Grottsch shrugged. 'Anyway, he insists he's Kettenacher. Vigee's confronting him with the real Kettenacher's documents now. Did you see Kettenacher's Party ID? The man had Donation stamps going back to 1934. And did you see those duelling scars on his cheek in the photographs?'

I nodded. 'It's true. He was everyone's idea of what a Nazi should look like. Especially now that he's dead.'

'Why do I get the feeling that you weren't a Party member yourself?'

'Does it really matter now? If I was or I wasn't?' I shook my head. 'As far as our new friends are concerned – the French, the Amis, the Tommies – we were all fucking Nazis. So it doesn't matter who was and who wasn't. They look at all those old Leni Riefenstahl movies and who can blame them?'

'There was never a moment, when you believed in Hitler, like the rest of us?'

'Oh yes. There was. For about a month in the summer of 1940. After we licked the French in six weeks. I believed in him then. Who didn't?'

'Yes. That was the best time for me, too.'

After a while we heard raised voices, and a few minutes later Vigee came into the room. He looked cross and out of breath and there was blood on the back of one hand as if he'd hit someone.

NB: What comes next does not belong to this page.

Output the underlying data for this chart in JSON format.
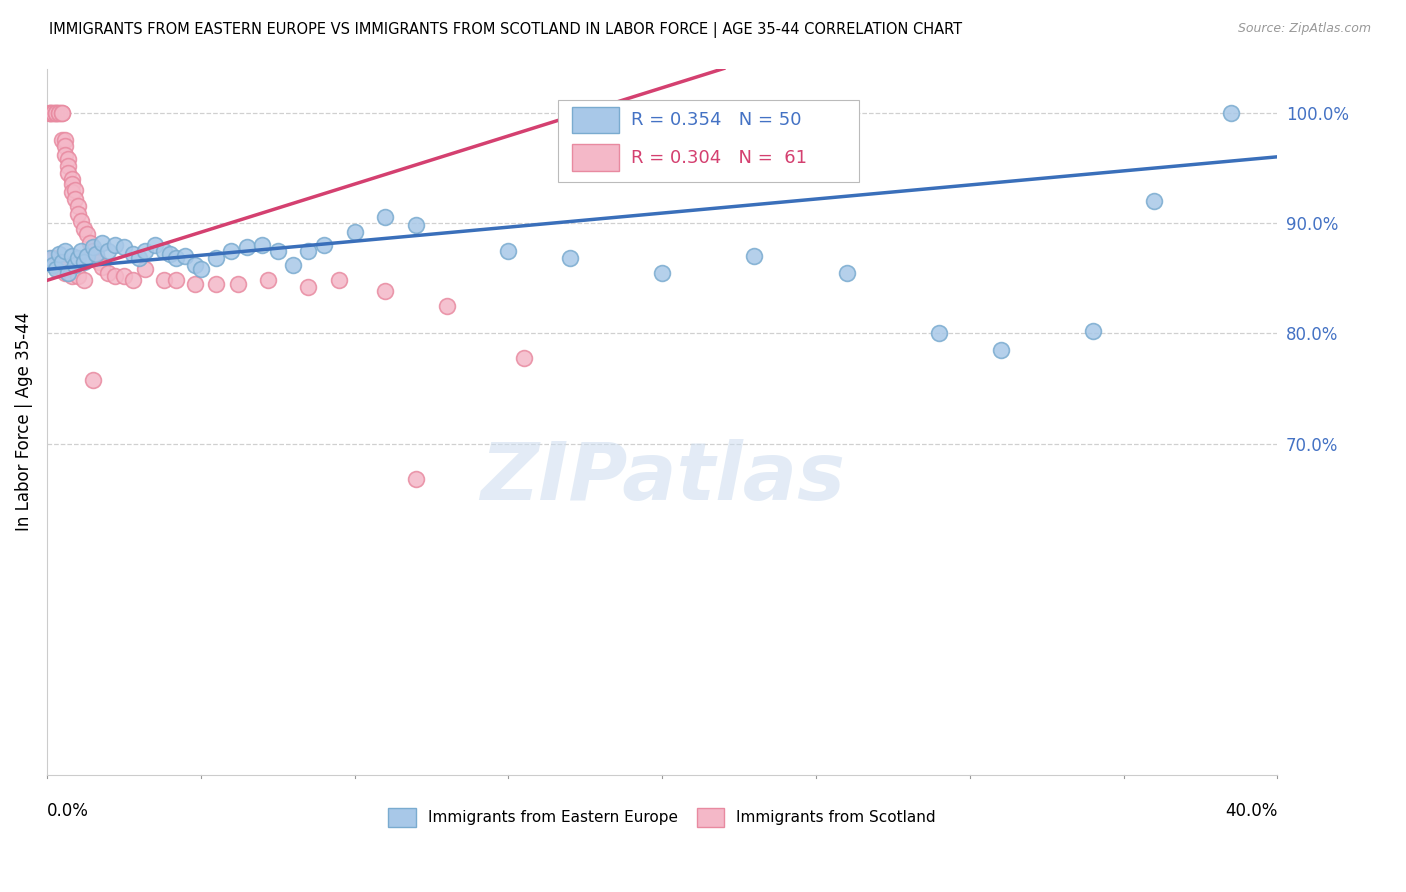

'He's not Richard Kettenacher,' he said. "That much is certain. But he swears he's not Edgard de Boudel. So it's up to you now, Gunther.'

I shrugged. 'All right.'

I followed the Frenchman down to the wine cellar where Wenger and Moeller were guarding our prisoner. The photographs the Amis had shown me had been black and white, of course, and blown up after being shot from a distance so that they were a little blurred and grainy. Doubtless the real de Boudel would have gone to great lengths to disguise himself. He would have lost some weight, dyed his hair, grown a moustache perhaps. When I'd been a uniformed policeman in the Twenties I'd arrested many suspects on the basis of a photograph or a police description, but this was the first time I'd been obliged to do it in order to save my own neck.

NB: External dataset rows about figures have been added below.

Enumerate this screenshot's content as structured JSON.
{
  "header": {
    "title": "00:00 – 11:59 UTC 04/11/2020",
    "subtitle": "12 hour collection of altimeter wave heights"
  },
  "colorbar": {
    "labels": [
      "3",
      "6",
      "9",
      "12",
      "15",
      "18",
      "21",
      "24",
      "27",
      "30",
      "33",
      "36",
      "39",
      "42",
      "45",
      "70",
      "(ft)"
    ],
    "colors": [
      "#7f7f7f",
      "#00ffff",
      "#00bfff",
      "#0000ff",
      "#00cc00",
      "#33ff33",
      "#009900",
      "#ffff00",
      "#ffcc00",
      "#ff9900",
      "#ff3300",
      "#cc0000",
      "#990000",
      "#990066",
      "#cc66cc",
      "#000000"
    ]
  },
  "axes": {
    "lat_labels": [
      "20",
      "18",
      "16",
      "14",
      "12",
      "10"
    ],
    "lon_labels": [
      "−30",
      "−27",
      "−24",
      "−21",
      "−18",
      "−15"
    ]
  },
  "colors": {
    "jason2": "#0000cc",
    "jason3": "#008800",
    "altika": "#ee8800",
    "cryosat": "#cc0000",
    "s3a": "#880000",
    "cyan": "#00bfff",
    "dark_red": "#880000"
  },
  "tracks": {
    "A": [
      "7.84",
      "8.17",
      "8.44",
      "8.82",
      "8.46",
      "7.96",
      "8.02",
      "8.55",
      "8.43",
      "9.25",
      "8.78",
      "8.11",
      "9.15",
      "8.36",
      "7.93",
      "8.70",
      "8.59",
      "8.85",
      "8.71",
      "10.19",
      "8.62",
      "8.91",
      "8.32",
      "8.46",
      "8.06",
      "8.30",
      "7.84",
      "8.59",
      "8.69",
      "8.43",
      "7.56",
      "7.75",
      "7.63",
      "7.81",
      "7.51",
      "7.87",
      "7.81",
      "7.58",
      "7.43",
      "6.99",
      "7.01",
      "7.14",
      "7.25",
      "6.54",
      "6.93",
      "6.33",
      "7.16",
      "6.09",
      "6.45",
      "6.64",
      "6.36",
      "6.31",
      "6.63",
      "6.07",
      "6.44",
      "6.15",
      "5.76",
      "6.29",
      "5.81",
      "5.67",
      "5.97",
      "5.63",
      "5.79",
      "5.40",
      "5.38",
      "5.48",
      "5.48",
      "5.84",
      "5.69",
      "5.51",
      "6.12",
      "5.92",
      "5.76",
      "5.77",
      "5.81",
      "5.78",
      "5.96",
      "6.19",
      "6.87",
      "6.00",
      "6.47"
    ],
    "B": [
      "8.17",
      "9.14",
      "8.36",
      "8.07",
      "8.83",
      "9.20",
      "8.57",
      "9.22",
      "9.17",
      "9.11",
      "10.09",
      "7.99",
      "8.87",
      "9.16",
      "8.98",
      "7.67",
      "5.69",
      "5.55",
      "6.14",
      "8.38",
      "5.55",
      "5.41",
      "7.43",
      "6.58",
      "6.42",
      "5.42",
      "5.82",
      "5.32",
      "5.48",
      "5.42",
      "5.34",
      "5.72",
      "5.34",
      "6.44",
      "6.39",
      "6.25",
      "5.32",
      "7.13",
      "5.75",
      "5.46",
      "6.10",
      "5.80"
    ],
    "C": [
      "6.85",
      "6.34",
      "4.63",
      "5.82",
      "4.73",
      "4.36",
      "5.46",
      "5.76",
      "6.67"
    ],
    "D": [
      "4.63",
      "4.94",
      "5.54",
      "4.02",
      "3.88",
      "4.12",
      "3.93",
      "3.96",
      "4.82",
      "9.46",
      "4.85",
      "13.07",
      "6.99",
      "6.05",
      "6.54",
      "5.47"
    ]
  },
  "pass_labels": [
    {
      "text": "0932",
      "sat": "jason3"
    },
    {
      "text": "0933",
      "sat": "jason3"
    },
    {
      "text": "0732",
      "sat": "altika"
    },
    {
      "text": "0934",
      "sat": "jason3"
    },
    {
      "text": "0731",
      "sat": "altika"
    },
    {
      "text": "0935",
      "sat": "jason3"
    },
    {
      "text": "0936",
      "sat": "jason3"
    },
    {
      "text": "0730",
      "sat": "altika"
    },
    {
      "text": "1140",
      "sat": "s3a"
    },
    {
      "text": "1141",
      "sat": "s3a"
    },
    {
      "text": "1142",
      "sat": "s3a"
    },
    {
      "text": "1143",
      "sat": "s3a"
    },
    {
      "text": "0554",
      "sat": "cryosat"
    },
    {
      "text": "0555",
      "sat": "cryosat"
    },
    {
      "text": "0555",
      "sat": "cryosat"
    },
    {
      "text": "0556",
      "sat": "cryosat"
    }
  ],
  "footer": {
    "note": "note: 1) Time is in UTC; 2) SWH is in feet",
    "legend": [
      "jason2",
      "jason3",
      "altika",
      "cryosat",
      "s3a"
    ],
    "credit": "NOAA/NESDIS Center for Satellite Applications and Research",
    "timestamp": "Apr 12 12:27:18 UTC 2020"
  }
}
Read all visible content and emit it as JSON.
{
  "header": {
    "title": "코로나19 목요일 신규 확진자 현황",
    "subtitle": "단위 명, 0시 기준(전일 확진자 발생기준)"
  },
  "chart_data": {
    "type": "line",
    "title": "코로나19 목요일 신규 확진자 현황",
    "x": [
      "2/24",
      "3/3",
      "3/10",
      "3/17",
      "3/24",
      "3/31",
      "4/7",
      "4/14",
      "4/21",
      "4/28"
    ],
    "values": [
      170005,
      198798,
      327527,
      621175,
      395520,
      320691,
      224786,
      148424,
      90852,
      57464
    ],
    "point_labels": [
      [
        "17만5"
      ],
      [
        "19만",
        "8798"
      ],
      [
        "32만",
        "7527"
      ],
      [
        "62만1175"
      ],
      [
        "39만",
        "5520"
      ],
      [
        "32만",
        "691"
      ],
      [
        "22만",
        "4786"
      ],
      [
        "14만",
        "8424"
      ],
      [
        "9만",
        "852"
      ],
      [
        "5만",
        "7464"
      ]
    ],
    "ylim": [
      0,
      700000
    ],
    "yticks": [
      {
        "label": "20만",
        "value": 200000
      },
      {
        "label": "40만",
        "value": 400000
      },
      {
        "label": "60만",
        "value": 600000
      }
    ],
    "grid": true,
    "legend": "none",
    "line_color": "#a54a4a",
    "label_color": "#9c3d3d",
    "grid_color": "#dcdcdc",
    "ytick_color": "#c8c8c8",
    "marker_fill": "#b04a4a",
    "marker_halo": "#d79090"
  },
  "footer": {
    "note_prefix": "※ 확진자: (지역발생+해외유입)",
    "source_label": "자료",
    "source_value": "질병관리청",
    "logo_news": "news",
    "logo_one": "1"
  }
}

The man was sitting in a chair. He was wearing handcuffs and his cheeks were red as if he'd been struck several times. He looked about sixty but he was probably younger. In fact I was certain of it. As soon as he saw me the man smiled.

'Bernie Gunther,' he said. 'I never thought I'd be pleased to see you again. Tell this French idiot I'm not the man he's looking for. This Edgar Boudel he keeps asking me about.' He spat on the floor.

'Why don't you tell him yourself?' I said. 'Tell him your real name and then perhaps he'll believe you.'

The man frowned and said nothing.

'Do you recognise this man?' Vigee asked me.